We can help publishers in India get global readership: Sharad Mohan
Sharad Mohan is the regional manager (Indian subcontinent) for Global Publishers Services (GPS). Based in New Delhi, he is responsible for all sales into India, Pakistan, Nepal, Sri Lanka, Bangladesh and the Maldives. He has over 15 years of experience in retail and distribution in India. For the last six years, Mohan served as the regional sales manager (subcontinent) for The Perseus Books Group. He has previously held sales management positions for The Times of India, Virgin Comics, Westland Distributors Pvt Ltd., and Rupa & Co. 

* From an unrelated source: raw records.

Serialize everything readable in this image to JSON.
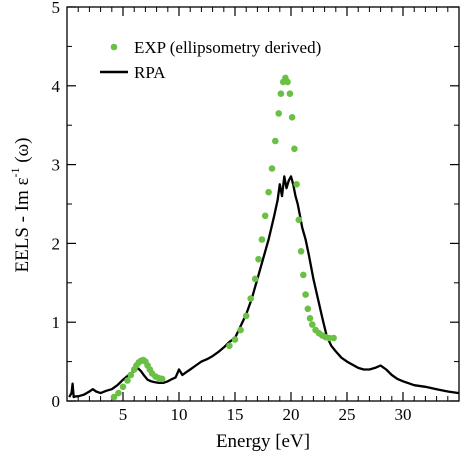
{
  "chart_data": {
    "type": "scatter",
    "xlabel": "Energy [eV]",
    "ylabel_parts": {
      "prefix": "EELS     - Im ε",
      "sup": "-1",
      "suffix": " (ω)"
    },
    "xlim": [
      0,
      35
    ],
    "ylim": [
      0,
      5
    ],
    "x_ticks": [
      5,
      10,
      15,
      20,
      25,
      30
    ],
    "y_ticks": [
      0,
      1,
      2,
      3,
      4,
      5
    ],
    "legend_position": "top-left",
    "series": [
      {
        "name": "EXP (ellipsometry derived)",
        "kind": "markers",
        "color": "#6abf45",
        "x": [
          4.2,
          4.6,
          5.0,
          5.4,
          5.7,
          6.0,
          6.2,
          6.4,
          6.6,
          6.8,
          7.0,
          7.2,
          7.4,
          7.6,
          7.9,
          8.2,
          8.5,
          14.5,
          15.0,
          15.5,
          16.0,
          16.4,
          16.8,
          17.1,
          17.4,
          17.7,
          18.0,
          18.3,
          18.6,
          18.9,
          19.1,
          19.3,
          19.5,
          19.7,
          19.9,
          20.1,
          20.3,
          20.5,
          20.7,
          20.9,
          21.1,
          21.3,
          21.5,
          21.7,
          21.9,
          22.2,
          22.5,
          22.8,
          23.1,
          23.4,
          23.8
        ],
        "y": [
          0.05,
          0.1,
          0.18,
          0.26,
          0.33,
          0.4,
          0.45,
          0.49,
          0.51,
          0.52,
          0.5,
          0.45,
          0.4,
          0.35,
          0.31,
          0.29,
          0.28,
          0.7,
          0.78,
          0.9,
          1.08,
          1.3,
          1.55,
          1.8,
          2.05,
          2.35,
          2.65,
          2.95,
          3.3,
          3.65,
          3.9,
          4.05,
          4.1,
          4.05,
          3.9,
          3.6,
          3.2,
          2.75,
          2.3,
          1.9,
          1.6,
          1.35,
          1.17,
          1.05,
          0.97,
          0.9,
          0.86,
          0.83,
          0.81,
          0.8,
          0.8
        ]
      },
      {
        "name": "RPA",
        "kind": "line",
        "color": "#000000",
        "x": [
          0.2,
          0.4,
          0.5,
          0.6,
          0.8,
          1,
          1.5,
          2,
          2.3,
          2.6,
          3,
          3.5,
          4,
          4.5,
          5,
          5.5,
          6,
          6.3,
          6.6,
          6.9,
          7.2,
          7.5,
          7.8,
          8.2,
          8.6,
          9,
          9.4,
          9.7,
          10,
          10.3,
          10.6,
          11,
          11.5,
          12,
          12.5,
          13,
          13.5,
          14,
          14.5,
          15,
          15.5,
          16,
          16.5,
          17,
          17.5,
          18,
          18.5,
          18.8,
          19,
          19.2,
          19.4,
          19.6,
          19.8,
          20,
          20.2,
          20.4,
          20.6,
          20.8,
          21,
          21.3,
          21.6,
          22,
          22.4,
          22.8,
          23.2,
          23.6,
          24,
          24.5,
          25,
          25.5,
          26,
          26.5,
          27,
          27.5,
          28,
          28.5,
          29,
          29.5,
          30,
          31,
          32,
          33,
          34,
          35
        ],
        "y": [
          0.05,
          0.1,
          0.22,
          0.05,
          0.06,
          0.06,
          0.08,
          0.12,
          0.15,
          0.12,
          0.1,
          0.13,
          0.15,
          0.2,
          0.27,
          0.33,
          0.38,
          0.42,
          0.38,
          0.32,
          0.27,
          0.25,
          0.24,
          0.23,
          0.23,
          0.25,
          0.28,
          0.3,
          0.4,
          0.33,
          0.36,
          0.4,
          0.45,
          0.5,
          0.53,
          0.57,
          0.62,
          0.68,
          0.75,
          0.8,
          0.95,
          1.1,
          1.3,
          1.55,
          1.8,
          2.05,
          2.35,
          2.55,
          2.75,
          2.6,
          2.85,
          2.7,
          2.8,
          2.85,
          2.75,
          2.6,
          2.5,
          2.35,
          2.2,
          2.05,
          1.85,
          1.55,
          1.3,
          1.05,
          0.82,
          0.7,
          0.63,
          0.55,
          0.5,
          0.46,
          0.42,
          0.4,
          0.4,
          0.42,
          0.45,
          0.4,
          0.33,
          0.28,
          0.25,
          0.2,
          0.18,
          0.15,
          0.12,
          0.1
        ]
      }
    ]
  }
}
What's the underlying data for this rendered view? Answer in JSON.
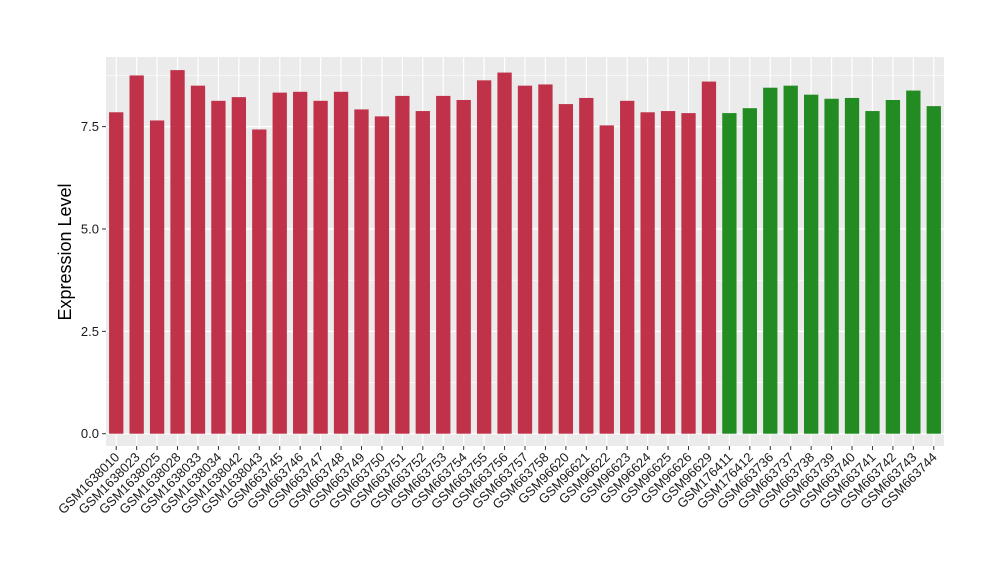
{
  "chart_data": {
    "type": "bar",
    "title": "",
    "xlabel": "",
    "ylabel": "Expression Level",
    "ylim": [
      -0.3,
      9.2
    ],
    "yticks": [
      0.0,
      2.5,
      5.0,
      7.5
    ],
    "ytick_labels": [
      "0.0",
      "2.5",
      "5.0",
      "7.5"
    ],
    "grid": true,
    "legend": "none",
    "panel_background": "#ebebeb",
    "gridline_color": "#ffffff",
    "categories": [
      "GSM1638010",
      "GSM1638023",
      "GSM1638025",
      "GSM1638028",
      "GSM1638033",
      "GSM1638034",
      "GSM1638042",
      "GSM1638043",
      "GSM663745",
      "GSM663746",
      "GSM663747",
      "GSM663748",
      "GSM663749",
      "GSM663750",
      "GSM663751",
      "GSM663752",
      "GSM663753",
      "GSM663754",
      "GSM663755",
      "GSM663756",
      "GSM663757",
      "GSM663758",
      "GSM96620",
      "GSM96621",
      "GSM96622",
      "GSM96623",
      "GSM96624",
      "GSM96625",
      "GSM96626",
      "GSM96629",
      "GSM176411",
      "GSM176412",
      "GSM663736",
      "GSM663737",
      "GSM663738",
      "GSM663739",
      "GSM663740",
      "GSM663741",
      "GSM663742",
      "GSM663743",
      "GSM663744"
    ],
    "values": [
      7.85,
      8.75,
      7.65,
      8.88,
      8.5,
      8.13,
      8.22,
      7.43,
      8.33,
      8.35,
      8.13,
      8.35,
      7.92,
      7.75,
      8.25,
      7.88,
      8.25,
      8.15,
      8.63,
      8.82,
      8.5,
      8.53,
      8.05,
      8.2,
      7.53,
      8.13,
      7.85,
      7.88,
      7.83,
      8.6,
      7.83,
      7.95,
      8.45,
      8.5,
      8.28,
      8.18,
      8.2,
      7.88,
      8.15,
      8.38,
      8.0
    ],
    "bar_colors": [
      "#c0324a",
      "#c0324a",
      "#c0324a",
      "#c0324a",
      "#c0324a",
      "#c0324a",
      "#c0324a",
      "#c0324a",
      "#c0324a",
      "#c0324a",
      "#c0324a",
      "#c0324a",
      "#c0324a",
      "#c0324a",
      "#c0324a",
      "#c0324a",
      "#c0324a",
      "#c0324a",
      "#c0324a",
      "#c0324a",
      "#c0324a",
      "#c0324a",
      "#c0324a",
      "#c0324a",
      "#c0324a",
      "#c0324a",
      "#c0324a",
      "#c0324a",
      "#c0324a",
      "#c0324a",
      "#228b22",
      "#228b22",
      "#228b22",
      "#228b22",
      "#228b22",
      "#228b22",
      "#228b22",
      "#228b22",
      "#228b22",
      "#228b22",
      "#228b22"
    ]
  }
}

Talking about his plans for the GPS, Mohan says, “The idea is to make a wide range of new books available to the Indian readers. GPS has been very focused on selecting potential publishers with a thrust on international audience.” Mohan says Illinois-based publisher Sourcebooks has strong lists under YA, children and reference categories which will interest the Indian readers. Sounds True, an independent multimedia publishing company based in Kentucky, has books on yoga, meditation, healing, Ayurveda and Buddhism etc which will appeal to the spiritually-inclined in India, says Mohan.

Regarding distribution, Mohan says, “We are in the process of finalising it and will announce it soon. We are investing our energies into jointly building and nurturing our publishers by helping them zero down on a range of tittles that will interest the Indian readers.” 

Can small publishers from India become a part of GPS? What benefits can they expect? Mohan says, “At GPS, the focus is on the US and UK publishers who do not have an active presence in international markets. For Indian publishers, we can offer a solution under Baker &Taylor Retail model to give them global audience. This is something we have in mind and are working on.” 

Sharing about the sales channels GPS would rely upon, Mohan says the focus for now is trade channels since a majority of publishers on board have books for the trade market. However, he adds that GPS also has a very strong relationship with institutional and academic distributors who will help channelise books from GPS to institutions. 

GPS seems like an idea whose time has come. But is the Indian market ready for something as innovative and experimental like this? Mohan says, “Our retail figures clearly indicate that the readers are more aware and experimental. They are continually enhancing their knowledge in different areas of their interest. At GPS, our focus is to have more such publishers so that we can make the books readily available to readers at reasonable prices.” 

What kind of structural differences are going to be in India in terms of pricing, formatting and packaging? “We’ll surely have a distinct approach for each book in terms of overall packaging, keeping in mind the various influencing factors,” says Mohan, adding that in the next 4-5 years, he sees GPS establish itself which will enable it to consider various models for the next stage of growth.